Vite alternative e inutili.
Allo sviluppo tecnico su un livello che solo sessant’anni fa era mera fantascienza (“2001 Odissea nello spazio”, con il suo computer che prende vita autonoma, è del 1968), si connette la transizione verso un’economia basata sui servizi, per sua natura premiante della fluidità sociale, delle credenziali e dell’intelligenza emotiva. Proprio quei tratti che l’attuale sistema educativo occidentale tende a riconoscere e coltivare nelle donne. In questo scenario, molti giovani uomini perdono l’impulso all’adattamento, sostituito dall’impulso ad abbandonare semplicemente il gioco. Il distacco però non è soltanto socio-economico, ma anche culturale. Molti giovani o si sentono alienati dalle istituzioni che un tempo erano un riferimento, come scuole, parrocchie, datori di lavoro e persino programmi governativi, o non ne percepiscono proprio la presenza e l’autorevolezza. Ma, di nuovo, non è un loro difetto percettivo determinato dalla pigrizia o dall’essere viziati: in parte sono quelle stesse “agenzie” ad essersi gradualmente chiamate fuori dal loro ruolo, in parte questo sentimento è alimentato dalla sensazione che il sistema in generale non sia più pensato per loro.
D’altra parte, cosa possono mai pensare di un sistema che li tratta sistemicamente con sospetto anziché con sostegno? In questo scenario di impoverimento generale, internet e i social network sono diventati un rifugio: videogiochi, YouTube, forum online, luoghi in cui rifugiarsi, sentirsi competenti e costruire la propria identità, anche se si tratta di piattaforme molto spesso gestite da algoritmi che premiano il comportamento tossico e inquinante, e soprattutto anche se nulla di ciò che si fa online si traduce mai in risultati tangibili o spendibili nella vita reale. Nonostante ciò, la “biosfera digitale” da tempo per costoro non è più solo fonte di distrazioni temporanee, ma ambiente per una vita alternativa a tempo pieno.
Separati oltre l’umano?
Nel frattempo, le donne hanno fatto giustamente grandi progressi nell’istruzione e nel successo iniziale nella carriera. Ciò è accaduto perché istituzioni e media, e di conseguenza le società, durante gli ultimi decenni hanno investito molto nell’aiutare le ragazze ad avere successo, togliendo risorse e occasioni di sostegno per aiutare i ragazzi ad adattarsi a questa nuova “era delle donne”. Qui sta anche la ragione per cui un numero crescente di giovani uomini si ritrova alla deriva. E non si parla soltanto di assenza di occupazione (che pure è un vulnus terribile vista la millenaria associazione tra maschilità e lavoro), ma anche di assenza di legami e motivazione. Si parla di giovani uomini come navi alla deriva senza più alcuna possibilità di trovare un ormeggio.

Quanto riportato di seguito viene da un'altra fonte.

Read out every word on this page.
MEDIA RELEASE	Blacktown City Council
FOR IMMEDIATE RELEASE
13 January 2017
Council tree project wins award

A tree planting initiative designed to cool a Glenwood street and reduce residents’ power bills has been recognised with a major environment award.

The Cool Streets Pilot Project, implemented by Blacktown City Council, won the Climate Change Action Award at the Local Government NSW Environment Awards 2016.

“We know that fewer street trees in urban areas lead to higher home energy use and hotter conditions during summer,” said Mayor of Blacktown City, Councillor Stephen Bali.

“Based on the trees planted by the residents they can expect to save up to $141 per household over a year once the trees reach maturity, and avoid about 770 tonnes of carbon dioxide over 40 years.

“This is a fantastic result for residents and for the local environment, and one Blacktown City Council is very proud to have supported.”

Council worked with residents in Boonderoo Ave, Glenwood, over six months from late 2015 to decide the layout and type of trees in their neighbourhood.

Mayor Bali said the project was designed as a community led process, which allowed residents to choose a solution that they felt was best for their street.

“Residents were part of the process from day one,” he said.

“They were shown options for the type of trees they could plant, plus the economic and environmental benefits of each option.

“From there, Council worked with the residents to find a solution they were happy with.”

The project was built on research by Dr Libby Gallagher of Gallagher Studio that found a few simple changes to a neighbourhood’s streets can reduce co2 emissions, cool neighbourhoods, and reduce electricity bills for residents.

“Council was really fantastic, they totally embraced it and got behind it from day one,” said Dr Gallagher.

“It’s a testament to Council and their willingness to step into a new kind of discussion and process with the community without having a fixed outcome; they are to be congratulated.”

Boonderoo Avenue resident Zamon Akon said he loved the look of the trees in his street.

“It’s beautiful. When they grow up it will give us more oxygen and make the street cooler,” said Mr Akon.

Questo è l’oggi, correttamente fotografato da rilevazioni statistiche ufficiali. E il domani? Qualcuno si pone l’interrogativo di cosa possa comportare il totale annullamento di un genere nell’evoluzione di una società? Sembra di no. Eppure quando grandi gruppi di giovani uomini perdono il loro posto nella società, c’è il rischio concreto che si creino effetti a catena: nella formazione della famiglia, nella stabilità della comunità, in politica e nella coesione nazionale. Questi giovani non perdono solo l’occasione di avere uno stipendio, ma anche il senso della vita. E se questo continua, le conseguenze si estenderanno ben oltre il mercato del lavoro. Sarà qualcosa che impatterà le famiglie, la democrazia e persino la stabilità culturale. La società semplicemente non può permettersi di lasciare così tanti giovani uomini indietro su tutto e sempre più distaccati, com’è successo in qualche esperimento estero terribilmente fallimentare, dai loro interlocutori privilegiati, ossia le donne. Soprattutto ora che la tecnica sembra pronta a far fare al mondo un vero salto quantico oltre l’umano.